Miami bass (booty music or booty bass) is a subgenre of hip hop music that became popular in the 1980s and 1990s. Its roots are directly linked to the electro-funk sound of the early 1980s.
The use of the Roland TR-808 sustained kick drum, raised dance tempos, and frequently sexually explicit lyrical content differentiate it from other hip hop subgenres. Music author Richie Unterberger has characterized Miami bass as using rhythms with a “stop start flavor” and “hissy” cymbals with lyrics that “reflected the language of the streets, particularly Miami’s historically black neighborhoods such as Liberty City and Overtown”.
Miami bass has never found consistent mainstream acceptance, though it has had a profound impact on the development of Baltimore club, West Coast hip hop, funk carioca or baile funk, and other genres.
Today many artists are recycling this beat and mixing with electronic music.
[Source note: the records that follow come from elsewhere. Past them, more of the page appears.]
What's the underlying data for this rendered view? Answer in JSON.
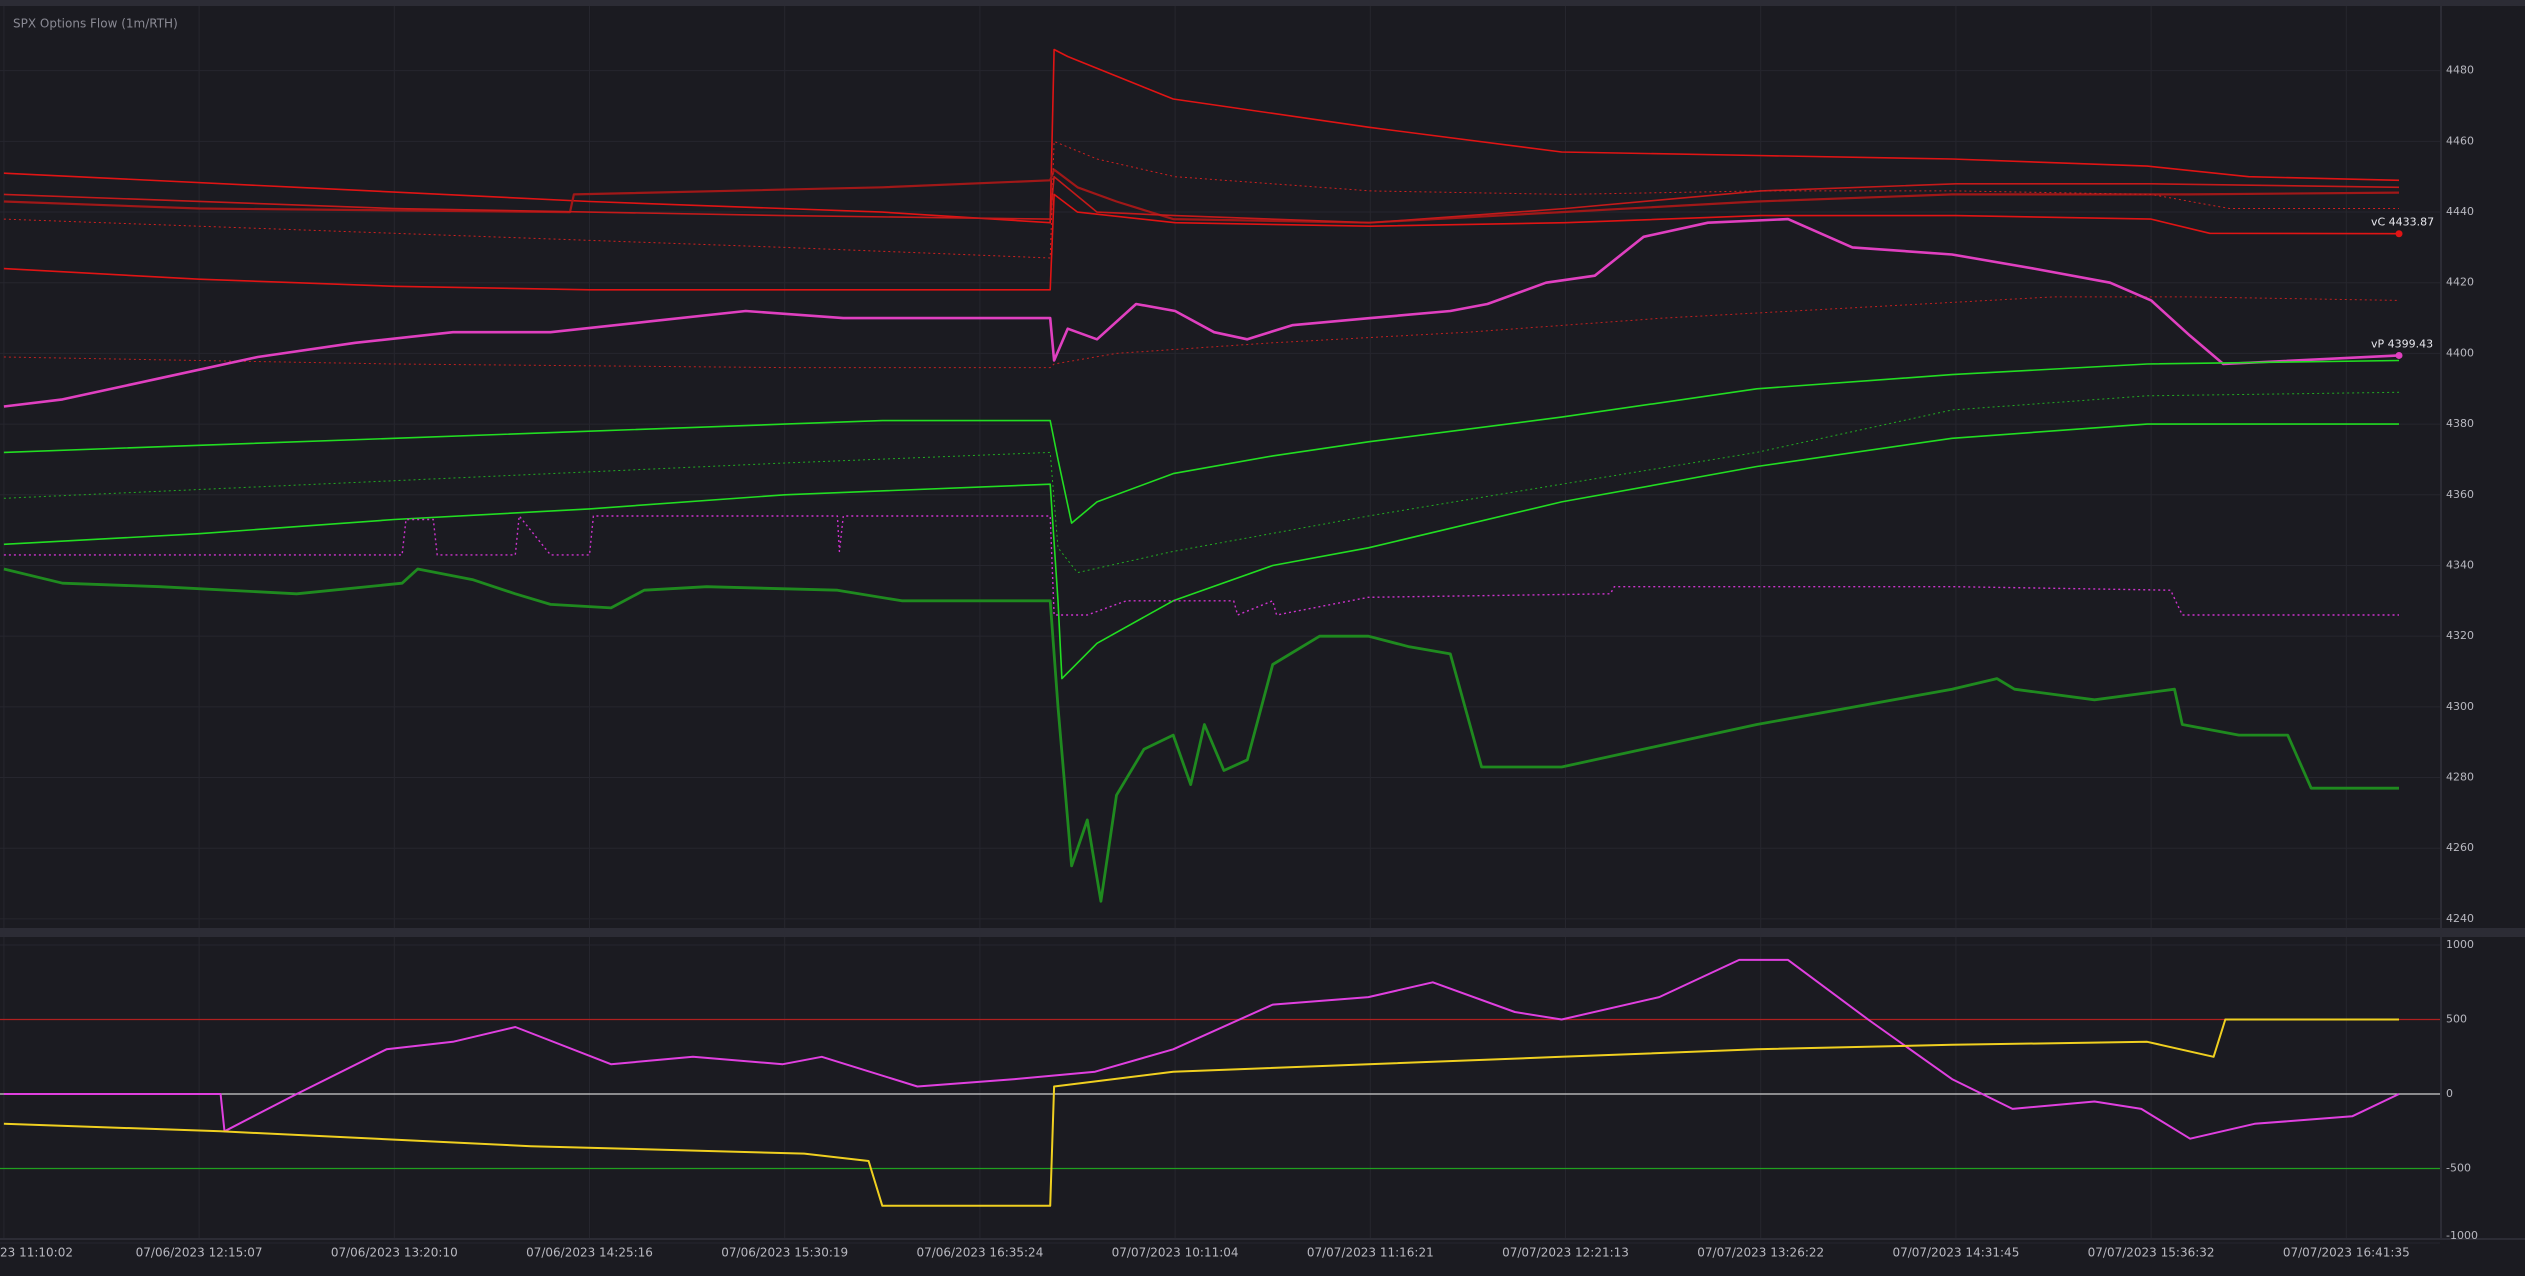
{
  "chart_data": [
    {
      "type": "line",
      "title": "SPX Options Flow (1m/RTH)",
      "xlim": [
        -0.02,
        12.48
      ],
      "ylim": [
        4238,
        4500
      ],
      "yticks": [
        4240,
        4260,
        4280,
        4300,
        4320,
        4340,
        4360,
        4380,
        4400,
        4420,
        4440,
        4460,
        4480
      ],
      "grid": true,
      "series": [
        {
          "color": "#e01414",
          "width": 1.6,
          "dash": false,
          "x": [
            0,
            1.5,
            3,
            4.5,
            5.36,
            5.38,
            5.45,
            5.99,
            6.99,
            7.98,
            8.98,
            9.98,
            10.98,
            11.5,
            12.27
          ],
          "values": [
            4451,
            4447,
            4443,
            4440,
            4437,
            4486,
            4484,
            4472,
            4464,
            4457,
            4456,
            4455,
            4453,
            4450,
            4449
          ]
        },
        {
          "color": "#a01818",
          "width": 2.2,
          "dash": false,
          "x": [
            0,
            1,
            2.9,
            2.92,
            4.5,
            5.36,
            5.38,
            5.5,
            5.7,
            5.99,
            6.99,
            7.98,
            8.98,
            9.98,
            11.2,
            12.27
          ],
          "values": [
            4443,
            4441,
            4440,
            4445,
            4447,
            4449,
            4452,
            4447,
            4443,
            4438,
            4437,
            4440,
            4443,
            4445,
            4445,
            4445.5
          ]
        },
        {
          "color": "#c41a1a",
          "width": 1.6,
          "dash": false,
          "x": [
            0,
            2,
            4,
            5.36,
            5.38,
            5.6,
            6,
            7,
            8,
            9,
            10,
            11,
            12.27
          ],
          "values": [
            4445,
            4441,
            4439,
            4438,
            4450,
            4440,
            4439,
            4437,
            4441,
            4446,
            4448,
            4448,
            4447
          ]
        },
        {
          "color": "#d02020",
          "width": 1,
          "dash": true,
          "x": [
            0,
            2,
            4,
            5.36,
            5.38,
            5.6,
            6,
            7,
            8,
            9,
            10,
            11,
            11.4,
            12.27
          ],
          "values": [
            4438,
            4434,
            4430,
            4427,
            4460,
            4455,
            4450,
            4446,
            4445,
            4446,
            4446,
            4445,
            4441,
            4441
          ]
        },
        {
          "color": "#e01414",
          "width": 1.6,
          "dash": false,
          "x": [
            0,
            1,
            2,
            3,
            4,
            5.36,
            5.38,
            5.5,
            6,
            7,
            8,
            9,
            10,
            11,
            11.3,
            12.27
          ],
          "values": [
            4424,
            4421,
            4419,
            4418,
            4418,
            4418,
            4445,
            4440,
            4437,
            4436,
            4437,
            4439,
            4439,
            4438,
            4434,
            4433.87
          ]
        },
        {
          "color": "#c02020",
          "width": 1,
          "dash": true,
          "x": [
            0,
            2,
            4,
            5.36,
            5.38,
            5.7,
            6.5,
            7.5,
            8.5,
            9.5,
            10.5,
            11.2,
            12.27
          ],
          "values": [
            4399,
            4397,
            4396,
            4396,
            4397,
            4400,
            4403,
            4406,
            4410,
            4413,
            4416,
            4416,
            4415
          ]
        },
        {
          "color": "#e040c0",
          "width": 2.6,
          "dash": false,
          "x": [
            0,
            0.3,
            0.8,
            1.3,
            1.8,
            2.3,
            2.8,
            3.3,
            3.8,
            4.3,
            4.48,
            5.36,
            5.38,
            5.45,
            5.6,
            5.8,
            6.0,
            6.2,
            6.37,
            6.6,
            7.0,
            7.41,
            7.6,
            7.9,
            8.15,
            8.4,
            8.73,
            9.14,
            9.47,
            9.98,
            10.4,
            10.79,
            11.0,
            11.2,
            11.37,
            12.27
          ],
          "values": [
            4385,
            4387,
            4393,
            4399,
            4403,
            4406,
            4406,
            4409,
            4412,
            4410,
            4410,
            4410,
            4398,
            4407,
            4404,
            4414,
            4412,
            4406,
            4404,
            4408,
            4410,
            4412,
            4414,
            4420,
            4422,
            4433,
            4437,
            4438,
            4430,
            4428,
            4424,
            4420,
            4415,
            4405,
            4397,
            4399.43
          ]
        },
        {
          "color": "#22dd22",
          "width": 1.6,
          "dash": false,
          "x": [
            0,
            1,
            2,
            3,
            4,
            4.5,
            5.36,
            5.4,
            5.47,
            5.6,
            5.99,
            6.5,
            6.99,
            7.98,
            8.98,
            9.98,
            10.98,
            12.27
          ],
          "values": [
            4372,
            4374,
            4376,
            4378,
            4380,
            4381,
            4381,
            4370,
            4352,
            4358,
            4366,
            4371,
            4375,
            4382,
            4390,
            4394,
            4397,
            4398
          ]
        },
        {
          "color": "#22aa22",
          "width": 1,
          "dash": true,
          "x": [
            0,
            2,
            4,
            5.36,
            5.4,
            5.5,
            5.99,
            6.99,
            7.98,
            8.98,
            9.98,
            10.98,
            12.27
          ],
          "values": [
            4359,
            4364,
            4369,
            4372,
            4345,
            4338,
            4344,
            4354,
            4363,
            4372,
            4384,
            4388,
            4389
          ]
        },
        {
          "color": "#22dd22",
          "width": 1.6,
          "dash": false,
          "x": [
            0,
            1,
            2,
            3,
            4,
            5.36,
            5.4,
            5.42,
            5.6,
            5.99,
            6.5,
            6.99,
            7.98,
            8.98,
            9.98,
            10.98,
            11.5,
            12.27
          ],
          "values": [
            4346,
            4349,
            4353,
            4356,
            4360,
            4363,
            4330,
            4308,
            4318,
            4330,
            4340,
            4345,
            4358,
            4368,
            4376,
            4380,
            4380,
            4380
          ]
        },
        {
          "color": "#1f8a1f",
          "width": 2.8,
          "dash": false,
          "x": [
            0,
            0.3,
            0.8,
            1.5,
            2.04,
            2.12,
            2.4,
            2.62,
            2.8,
            3.11,
            3.28,
            3.6,
            4.27,
            4.6,
            4.93,
            5.36,
            5.4,
            5.47,
            5.55,
            5.62,
            5.7,
            5.84,
            5.99,
            6.08,
            6.15,
            6.25,
            6.37,
            6.5,
            6.74,
            6.99,
            7.2,
            7.41,
            7.57,
            7.98,
            8.98,
            9.98,
            10.21,
            10.3,
            10.71,
            11.12,
            11.16,
            11.45,
            11.7,
            11.82,
            12.27
          ],
          "values": [
            4339,
            4335,
            4334,
            4332,
            4335,
            4339,
            4336,
            4332,
            4329,
            4328,
            4333,
            4334,
            4333,
            4330,
            4330,
            4330,
            4300,
            4255,
            4268,
            4245,
            4275,
            4288,
            4292,
            4278,
            4295,
            4282,
            4285,
            4312,
            4320,
            4320,
            4317,
            4315,
            4283,
            4283,
            4295,
            4305,
            4308,
            4305,
            4302,
            4305,
            4295,
            4292,
            4292,
            4277,
            4277
          ]
        },
        {
          "color": "#cc33cc",
          "width": 1.4,
          "dash": true,
          "x": [
            0,
            2.04,
            2.06,
            2.2,
            2.22,
            2.62,
            2.64,
            2.8,
            3.0,
            3.02,
            3.2,
            4.27,
            4.28,
            4.3,
            4.5,
            5.36,
            5.38,
            5.55,
            5.75,
            6.3,
            6.32,
            6.5,
            6.52,
            6.99,
            8.23,
            8.25,
            9.98,
            10.0,
            11.1,
            11.16,
            12.27
          ],
          "values": [
            4343,
            4343,
            4353,
            4353,
            4343,
            4343,
            4354,
            4343,
            4343,
            4354,
            4354,
            4354,
            4344,
            4354,
            4354,
            4354,
            4326,
            4326,
            4330,
            4330,
            4326,
            4330,
            4326,
            4331,
            4332,
            4334,
            4334,
            4334,
            4333,
            4326,
            4326
          ]
        }
      ],
      "annotations": [
        {
          "text": "vC 4433.87",
          "x": 12.27,
          "y": 4433.87,
          "color": "#e01414"
        },
        {
          "text": "vP 4399.43",
          "x": 12.27,
          "y": 4399.43,
          "color": "#e040c0"
        }
      ]
    },
    {
      "type": "line",
      "xlim": [
        -0.02,
        12.48
      ],
      "ylim": [
        -1000,
        1000
      ],
      "yticks": [
        -1000,
        -500,
        0,
        500,
        1000
      ],
      "xticks": [
        {
          "value": 0,
          "label": "23 11:10:02"
        },
        {
          "value": 1,
          "label": "07/06/2023 12:15:07"
        },
        {
          "value": 2,
          "label": "07/06/2023 13:20:10"
        },
        {
          "value": 3,
          "label": "07/06/2023 14:25:16"
        },
        {
          "value": 4,
          "label": "07/06/2023 15:30:19"
        },
        {
          "value": 5,
          "label": "07/06/2023 16:35:24"
        },
        {
          "value": 6,
          "label": "07/07/2023 10:11:04"
        },
        {
          "value": 7,
          "label": "07/07/2023 11:16:21"
        },
        {
          "value": 8,
          "label": "07/07/2023 12:21:13"
        },
        {
          "value": 9,
          "label": "07/07/2023 13:26:22"
        },
        {
          "value": 10,
          "label": "07/07/2023 14:31:45"
        },
        {
          "value": 11,
          "label": "07/07/2023 15:36:32"
        },
        {
          "value": 12,
          "label": "07/07/2023 16:41:35"
        }
      ],
      "grid": true,
      "hlines": [
        {
          "value": 500,
          "color": "#b02020"
        },
        {
          "value": 0,
          "color": "#d0d0d0"
        },
        {
          "value": -500,
          "color": "#20a020"
        }
      ],
      "series": [
        {
          "color": "#e040e0",
          "width": 2,
          "dash": false,
          "x": [
            0,
            1.11,
            1.13,
            1.5,
            1.96,
            2.3,
            2.62,
            3.11,
            3.53,
            3.99,
            4.19,
            4.68,
            5.18,
            5.59,
            5.99,
            6.5,
            6.99,
            7.32,
            7.74,
            7.98,
            8.48,
            8.89,
            9.14,
            9.55,
            9.98,
            10.29,
            10.71,
            10.95,
            11.2,
            11.53,
            12.03,
            12.27
          ],
          "values": [
            0,
            0,
            -250,
            0,
            300,
            350,
            450,
            200,
            250,
            200,
            250,
            50,
            100,
            150,
            300,
            600,
            650,
            750,
            550,
            500,
            650,
            900,
            900,
            500,
            100,
            -100,
            -50,
            -100,
            -300,
            -200,
            -150,
            0
          ]
        },
        {
          "color": "#f0d020",
          "width": 2,
          "dash": false,
          "x": [
            0,
            1.11,
            2.7,
            4.1,
            4.43,
            4.5,
            5.36,
            5.38,
            5.99,
            6.99,
            7.98,
            8.98,
            9.98,
            10.98,
            11.32,
            11.38,
            12.27
          ],
          "values": [
            -200,
            -250,
            -350,
            -400,
            -450,
            -750,
            -750,
            50,
            150,
            200,
            250,
            300,
            330,
            350,
            250,
            500,
            500
          ]
        }
      ]
    }
  ]
}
Also in 2010, not only in Brazil but in United Kingdom and United States as well the Miami Bass appears in the music universe as an alternative style of Hip Hop.
M.I.A is one of the international artists who contributed to the Miami Bass and Baile Funk popularity.
Baile Funk was originated from Miami Bass, however they are similar when we just listen the rhythm but different relatively to the lyrics and language, because Baile Funk is best know in Brazilian Portuguese.